Lordstown remains on schedule to churn out preproduction vehicles in September, he said. The company will then test in December and January, with limited commercial production expected for early 2022 and accelerated production later in the year. Even then, output will be limited, he said, because the company needs to ramp up at a measured pace.
“There aren’t going to be enough vehicles to satisfy demand in the next couple of years,” he said. Lordstown has “a jump on it. There is a narrow window, but there is a window to get out ahead.”
He conceded, though, that even more-established players face challenges making electric vehicles, as GM, Tesla Inc., Volkswagen AG and Hyundai Motor Co., have discovered recently as they grappled with battery fires.
Big Factory
Ninivaggi said that the company’s fortunes ride on making the most of the huge Lordstown plant. At its peak, GM made more than 300,000 of the Chevy Cruze compact at the facility. That dwarfs the 15,000 units that Lordstown said it would be able to produce over the next two years. He said he still wants partnerships with other companies that would make the most of the plant.

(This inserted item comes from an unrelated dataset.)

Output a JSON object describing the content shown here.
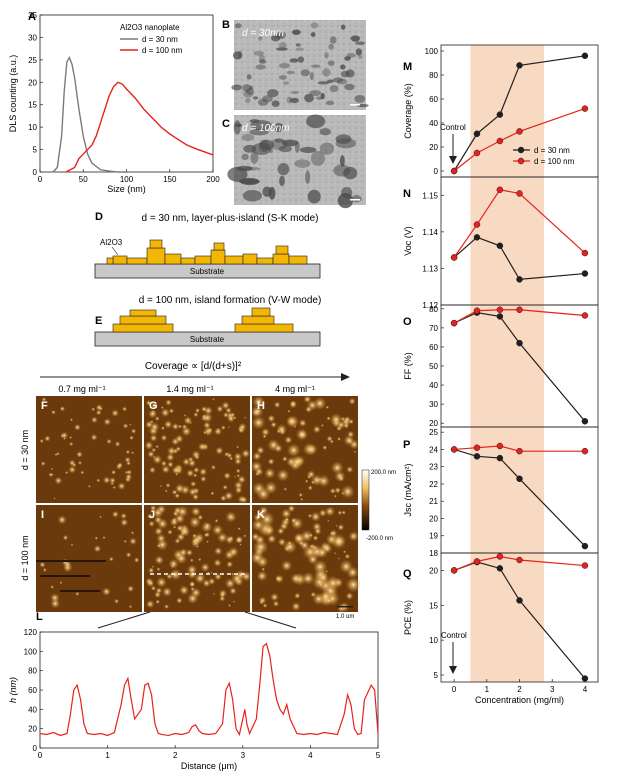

“The key to unlocking financial potential is maximizing the value of the Lordstown facility,” Ninivaggi said. “We are exploring a number of alternatives. It could take a number of different forms. That is Job One for me.”
Burns was forced to resign after a short-seller’s report accused the company of overstating binding orders for the Endurance. The company has been under investigation by the Securities and Exchange Commission and the Justice Department after an internal probe concluded that the company had misstated preorders for the Endurance.
With Ninivaggi, Lordstown gains an experienced automotive executive with stints at Lear Corp. and as co-CEO of Federal-Mogul, which Icahn sold to Tenneco Inc. for about $5.4 billion in April 2018. Angela Strand, who had been temporary CEO, will continue as Lordstown’s nonexecutive chair.
The Lordstown, Ohio-based EV maker has been running low on cash as it tries to build its first few production vehicles by the end of September. The company said in a regulatory filing this month that it doesn’t have enough money to fund large-scale production or commercially launch the truck.
While CEO of billionaire Carl Icahn’s holding firm, Ninivaggi oversaw the company’s automotive aftermarket service network and auto-parts distribution business. He is chairman of Garrett Motion Inc., a supplier of turbochargers.
After leaving Icahn Enterprises, Ninivaggi threatened Tenneco with a proxy battle. He reached an agreement regarding its board in March 2020. In 2014 he played a role in bringing Icahn into Hertz, the rental-car company that later sought bankruptcy protection.